Untitled Genealogy Post 10.28.20

It’s been three weeks since my father died.

My mother died 20 years ago and though I still have bad days over losing her, two decades had dulled the pain enough that I forgot how sharp it feels in your gut, till I lost my father.

In a seemingly complete zig zag of emotion, which describes pretty much all my waking hours lately, I will say - we’ve been lucky. And by we, I mean all of us.

Nowadays, anyone born in the late 20th or 21st century in the Western world has been lucky when it comes to death. Death is a fact of life, but our experience with it has been minimized, compared to our ancestors, for whom death and loss were basically a way of life. I went 20 years without experiencing a traumatic loss. And it was another 20 years before I experienced that again. Some people go 50, 60 years without experiencing a close or devastating loss of a loved one.

Meanwhile, just a few generations past and for many generations before them, all there was was death and loss. There were some families who said good-bye to loved ones as they boarded ships to cross the unknown ocean to live in an unknown land, and they never saw each other again. Parents who never saw their children again or ever met their grandchildren. There were no phones calls to make. There were no photographs to share. It wasn’t death, but it was loss, and it happened all the time.
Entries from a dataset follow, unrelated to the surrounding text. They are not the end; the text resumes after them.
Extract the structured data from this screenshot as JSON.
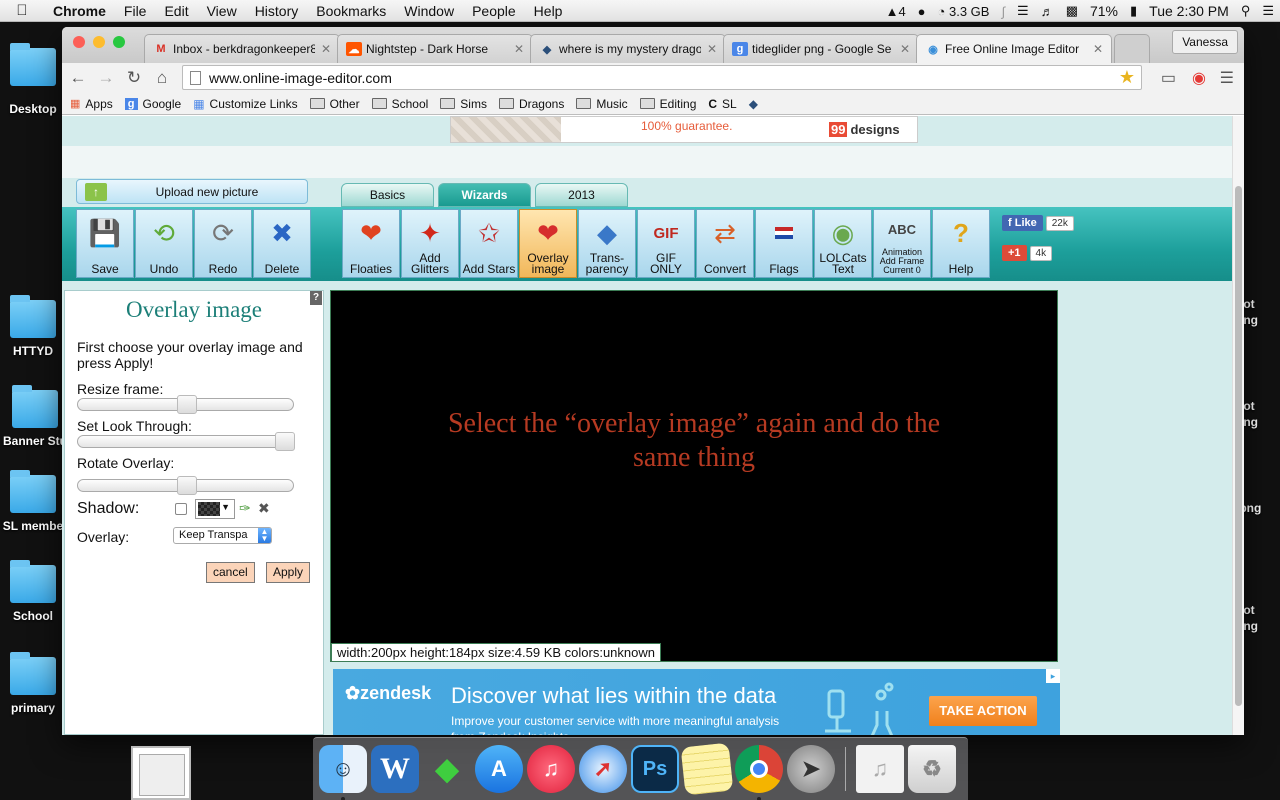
{
  "menubar": {
    "app_name": "Chrome",
    "items": [
      "File",
      "Edit",
      "View",
      "History",
      "Bookmarks",
      "Window",
      "People",
      "Help"
    ],
    "status": {
      "notification_count": "4",
      "memory": "3.3 GB",
      "battery": "71%",
      "clock": "Tue 2:30 PM"
    }
  },
  "desktop": {
    "left_items": [
      "Desktop",
      "HTTYD",
      "Banner Stu",
      "SL membe",
      "School",
      "primary"
    ],
    "right_items": [
      "not\npng",
      "not\npng",
      ".png",
      "not\npng"
    ]
  },
  "browser": {
    "tabs": [
      {
        "title": "Inbox - berkdragonkeeper8",
        "favicon": "M"
      },
      {
        "title": "Nightstep - Dark Horse",
        "favicon": "☁"
      },
      {
        "title": "where is my mystery drago",
        "favicon": "◆"
      },
      {
        "title": "tideglider png - Google Se",
        "favicon": "g"
      },
      {
        "title": "Free Online Image Editor",
        "favicon": "◉"
      }
    ],
    "profile": "Vanessa",
    "url": "www.online-image-editor.com",
    "bookmarks": [
      "Apps",
      "Google",
      "Customize Links",
      "Other",
      "School",
      "Sims",
      "Dragons",
      "Music",
      "Editing",
      "SL"
    ]
  },
  "page": {
    "top_ad": {
      "text": "100% guarantee.",
      "logo_badge": "99",
      "logo_text": "designs"
    },
    "upload_label": "Upload new picture",
    "section_tabs": [
      "Basics",
      "Wizards",
      "2013"
    ],
    "active_section_tab": "Wizards",
    "tools": {
      "save": "Save",
      "undo": "Undo",
      "redo": "Redo",
      "delete": "Delete",
      "floaties": "Floaties",
      "glitters_1": "Add",
      "glitters_2": "Glitters",
      "stars": "Add Stars",
      "overlay_1": "Overlay",
      "overlay_2": "image",
      "trans_1": "Trans-",
      "trans_2": "parency",
      "gif_1": "GIF",
      "gif_2": "ONLY",
      "convert": "Convert",
      "flags": "Flags",
      "lol_1": "LOLCats",
      "lol_2": "Text",
      "anim_1": "Animation",
      "anim_2": "Add Frame",
      "anim_3": "Current 0",
      "help": "Help"
    },
    "social": {
      "like_label": "Like",
      "like_count": "22k",
      "gplus_label": "+1",
      "gplus_count": "4k"
    },
    "panel": {
      "title": "Overlay image",
      "help_badge": "?",
      "intro": "First choose your overlay image and press Apply!",
      "resize_label": "Resize frame:",
      "look_through_label": "Set Look Through:",
      "rotate_label": "Rotate Overlay:",
      "resize_value": 0.5,
      "look_through_value": 1.0,
      "rotate_value": 0.5,
      "shadow_label": "Shadow:",
      "shadow_checked": false,
      "overlay_label": "Overlay:",
      "overlay_value": "Keep Transpa",
      "cancel_label": "cancel",
      "apply_label": "Apply"
    },
    "canvas": {
      "message_line1": "Select the “overlay image” again and do the",
      "message_line2": "same thing",
      "info": "width:200px  height:184px  size:4.59 KB  colors:unknown"
    },
    "bottom_ad": {
      "brand": "zendesk",
      "headline": "Discover what lies within the data",
      "sub": "Improve your customer service with more meaningful analysis from Zendesk Insights.",
      "cta": "TAKE ACTION"
    }
  },
  "dock": [
    "Finder",
    "W",
    "Sims",
    "App Store",
    "iTunes",
    "Safari",
    "Ps",
    "Notes",
    "Chrome",
    "Launchpad",
    "Documents",
    "Trash"
  ]
}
And then I think of people like my great-great grandmother, Mary Ellen Horgan Gorry, who was married to my great-great grandfather Jimmy Gorry in 1890 and had four children - Joseph Francis in 1891, twins Ellen and Mary in 1893, and my great grandfather Elmer Anthony in 1896. But Ellen and Mary died as infants in 1893, Jimmy died of tuberculosis after a 2 month illness in 1897, only 27 years old, and less than a year later, 7 year old Joseph died as well - Mary had loss three children and become a widow, all by the age of 25. Her story is not atypical. Death is a part of life, but it was more visible and pervasive back then. Mary herself went on to live to be 82, and she spent the last three years of her life sharing a home with her great-grandson, my dad, who called her More Grandma.

More Grandma with her grandsons Gerard, left, and Elmer, right. Circa 1939.

More Grandma with her grandsons Gerard, left, and Elmer, right. Circa 1939.

We have photographs and videos of our lost loved ones to help us remember them. We know how to write, and can write down our thoughts and memories for future generations. We have airplanes and cars that can transport us to be together in times of loss and grief - my brother in California was able to travel to New York to be with family the very same day my father died.

Yes, in a lot of ways we are lucky nowadays. But I wonder if past generations’ familiarity with death made it easier for our ancestors. If death is lurking around every corner and is expected and constant, do you feel the loss of loved ones as deep? If you don’t have photos to look at, then do you have anything to cry over every day? When infant mortality is so high, do you mourn the many you lose or do you celebrate the ones who lived? When disease is rampant, are you grateful your child was spared, even if your husband and parents were not? Does the constant realization of the fragility of life make you appreciate people more while they’re still in it?

Maybe it is past generations, and not us, who were actually the lucky ones…

I don’t know the point of this post. All I know is that the hole in my heart that has been there for 20 years is now twice as big.